In de Leidraad watertoets van Wetterskip Fryslân staan aandachtspunten voor alle wateraspecten omschreven waarmee rekening gehouden moet worden en is ook informatie raadpleegbaar over te nemen standaard maatregelen.

Conclusie

Wat betreft voorliggend plan bestaan er geen waterhuishoudkundige bezwaren. De watertoets is afgerond met het afgeven van de indicatie dat een 'korte procedure' op het plan van toepassing is.

4.9 Overig

4.9.1 Kabels en leidingen

Voor het plangebied en directe omgeving is een KLIC-melding gedaan.

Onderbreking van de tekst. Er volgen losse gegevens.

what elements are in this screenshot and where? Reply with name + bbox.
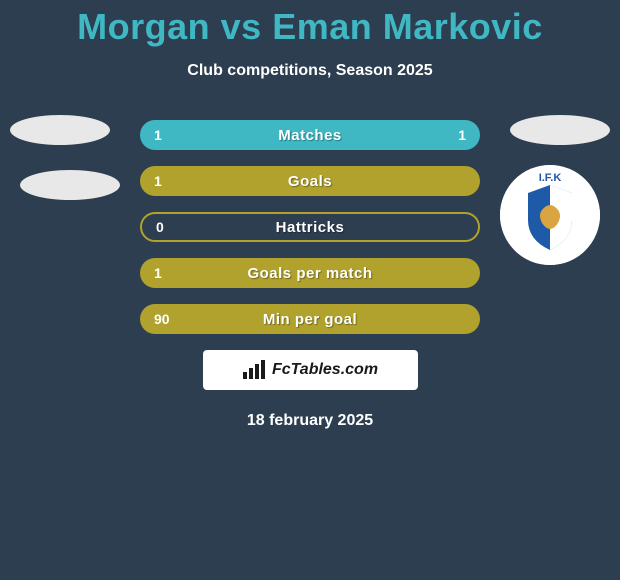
stat-row-gpm: 1 Goals per match (140, 258, 480, 288)
stat-label: Matches (278, 127, 342, 144)
stat-label: Goals per match (247, 265, 372, 282)
bars-icon (242, 360, 268, 380)
comparison-infographic: Morgan vs Eman Markovic Club competition… (0, 0, 620, 580)
ifk-crest-icon: I.F.K (500, 165, 600, 265)
stats-area: I.F.K 1 Matches 1 1 Goals 0 Hattricks 1 (0, 120, 620, 430)
stat-row-hattricks: 0 Hattricks (140, 212, 480, 242)
page-subtitle: Club competitions, Season 2025 (0, 62, 620, 80)
stat-rows: 1 Matches 1 1 Goals 0 Hattricks 1 Goals … (140, 120, 480, 334)
branding-text: FcTables.com (272, 361, 378, 379)
stat-left-value: 0 (156, 219, 164, 235)
stat-left-value: 1 (154, 127, 162, 143)
stat-row-matches: 1 Matches 1 (140, 120, 480, 150)
branding-badge: FcTables.com (203, 350, 418, 390)
stat-label: Min per goal (263, 311, 357, 328)
stat-left-value: 1 (154, 265, 162, 281)
stat-label: Goals (288, 173, 332, 190)
stat-label: Hattricks (276, 219, 345, 236)
player-left-avatar-1 (10, 115, 110, 145)
page-title: Morgan vs Eman Markovic (0, 0, 620, 48)
date-text: 18 february 2025 (0, 412, 620, 430)
player-right-avatar-1 (510, 115, 610, 145)
stat-right-value: 1 (458, 127, 466, 143)
stat-row-goals: 1 Goals (140, 166, 480, 196)
stat-left-value: 90 (154, 311, 170, 327)
crest-text: I.F.K (539, 172, 562, 184)
stat-row-mpg: 90 Min per goal (140, 304, 480, 334)
player-left-avatar-2 (20, 170, 120, 200)
stat-left-value: 1 (154, 173, 162, 189)
club-crest-right: I.F.K (500, 165, 600, 265)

Hieruit blijkt dat in het plangebied sprake is van nutsinfrastructuur zijnde de gebruikelijke huisaansluitingen betreffende gas, water, elektriciteit, kabel en/of telecom. Deze worden ten behoeve van het planvoornemen zo nodig verlegd. In en direct rondom het plangebied zijn verder geen planologisch relevante kabels en leidingen aanwezig die een belemmering voor het planvoornemen zouden kunnen opleveren.

4.9.2 Verkeerseffecten

Voor iedere ruimtelijke ontwikkeling geldt dat de verkeerseffecten die optreden als gevolg van een planvoornemen in het kader van een goede ruimtelijke ordening moet worden onderbouwd. De nadruk ligt daarbij op de effecten van de ontwikkeling op de verkeersafwikkeling en parkeren (bereikbaarheid), de verkeersveiligheid en de verkeershinder (leefbaarheid).

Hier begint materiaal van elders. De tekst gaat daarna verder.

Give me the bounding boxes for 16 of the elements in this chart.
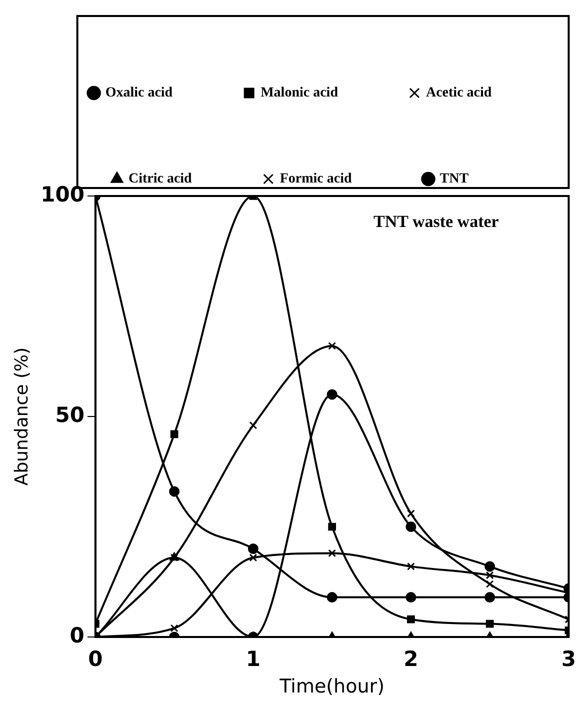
legend-label: Formic acid	[280, 172, 352, 187]
annotation: TNT waste water	[374, 212, 500, 231]
y-tick-label: 0	[70, 623, 84, 648]
legend-label: Oxalic acid	[105, 86, 173, 101]
x-tick-label: 1	[246, 647, 260, 672]
y-axis-title: Abundance (%)	[11, 347, 32, 486]
x-tick-label: 0	[88, 647, 103, 672]
legend-label: TNT	[440, 172, 470, 187]
legend-label: Malonic acid	[260, 86, 338, 101]
x-tick-label: 3	[561, 647, 576, 672]
legend-label: Citric acid	[128, 172, 192, 187]
x-tick-label: 2	[404, 647, 418, 672]
y-tick-label: 50	[55, 402, 84, 427]
x-axis-title: Time(hour)	[278, 676, 384, 698]
legend-label: Acetic acid	[426, 86, 492, 101]
y-tick-label: 100	[40, 182, 84, 206]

In navolgende zijn de verkeerseffecten vanwege het planvoornemen in het plangebied in beeld gebracht. Hiertoe is gebruik gemaakt van de "Nota beleidsregels parkeren De Fryske Marren" (vastgesteld 31 januari 2018 en in werking getreden op 1 maart 2018). De nota vormt een eenduidig toetsingskader voor het bepalen van de parkeerbehoefte en voor het voorzien in voldoende parkeergelegenheid bij ruimtelijke ontwikkelingen.

De brutovloeroppervlakte (bvo) van het nieuwe gebouw is nagenoeg gelijk aan het oude gebouw. Dit betekent dat de bestaande parkeeroplossing reeds voldoende is. Uit tellingen van de gemeente blijken er 120 parkeerplaatsen aanwezig. In de nieuwe situatie wordt het aantal parkeerplaatsen 114. Bij bestudering van de beleidsregels blijkt ook dat de parkeerbehoefte van de supermarkt ruimschoots onder het huidige parkeeraanbod ligt. Omdat de supermarkt niet groter wordt dan in de bestaande situatie is er verder geen sprake van een te verwachten verkeerstoename. Er mag worden uitgegaan van gelijkblijvende verkeersstromen.

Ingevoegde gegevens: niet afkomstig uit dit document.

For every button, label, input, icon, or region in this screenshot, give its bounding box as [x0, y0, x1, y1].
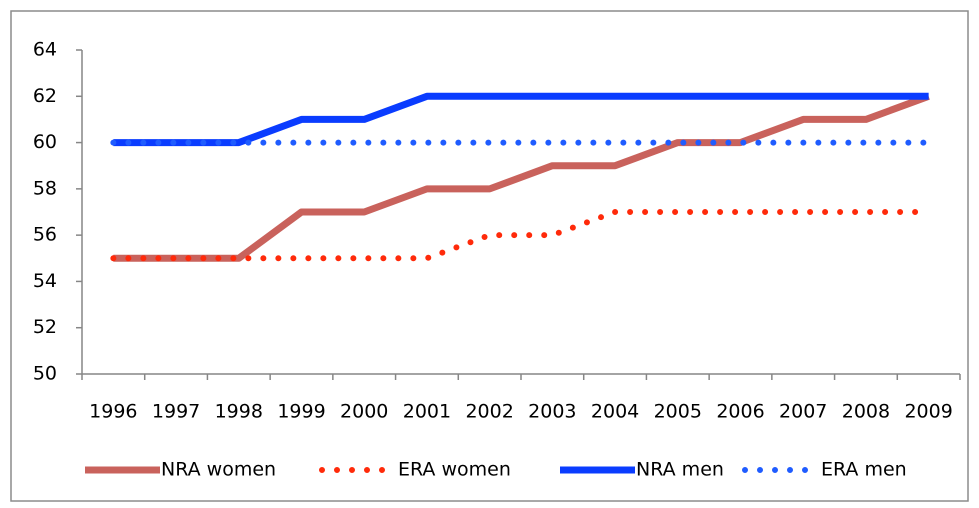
y-tick-label: 54 [33, 270, 57, 292]
legend-label: ERA women [398, 459, 511, 481]
y-tick-label: 56 [33, 224, 57, 246]
x-tick-label: 1996 [89, 401, 137, 423]
series-line [113, 93, 930, 262]
x-tick-label: 1999 [277, 401, 325, 423]
x-tick-label: 2005 [654, 401, 702, 423]
y-tick-label: 50 [33, 363, 57, 385]
x-tick-label: 1997 [152, 401, 200, 423]
legend-label: NRA men [636, 459, 724, 481]
x-tick-label: 2006 [716, 401, 764, 423]
legend-label: ERA men [821, 459, 907, 481]
x-tick-label: 2003 [528, 401, 576, 423]
x-tick-label: 2002 [465, 401, 513, 423]
x-tick-label: 2000 [340, 401, 388, 423]
y-tick-label: 62 [33, 85, 57, 107]
x-tick-label: 2004 [591, 401, 639, 423]
y-tick-label: 64 [33, 39, 57, 61]
x-tick-label: 1998 [215, 401, 263, 423]
y-tick-label: 60 [33, 131, 57, 153]
y-tick-label: 58 [33, 177, 57, 199]
series-line [113, 92, 929, 147]
x-tick-label: 2001 [403, 401, 451, 423]
series-line [110, 209, 932, 262]
y-tick-label: 52 [33, 316, 57, 338]
legend-label: NRA women [161, 459, 276, 481]
x-tick-label: 2007 [779, 401, 827, 423]
x-tick-label: 2008 [842, 401, 890, 423]
x-tick-label: 2009 [904, 401, 952, 423]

afbeelding "i_NL.IMRO.1940.BPBLK17SUPERMARKTP-VA01_0004.jpg"

Figuur 4. Bestaande bouw en parkeerplaatsen in plangebied en oostelijke parkeerterrein (bron: Wijbenga Architecten en Adviseurs)

afbeelding "i_NL.IMRO.1940.BPBLK17SUPERMARKTP-VA01_0005.png"

Figuur 5. Nieuwbouw en parkeerplaatsen in plangebied en oostelijke parkeerterrein (bron: Wijbenga Architecten en Adviseurs)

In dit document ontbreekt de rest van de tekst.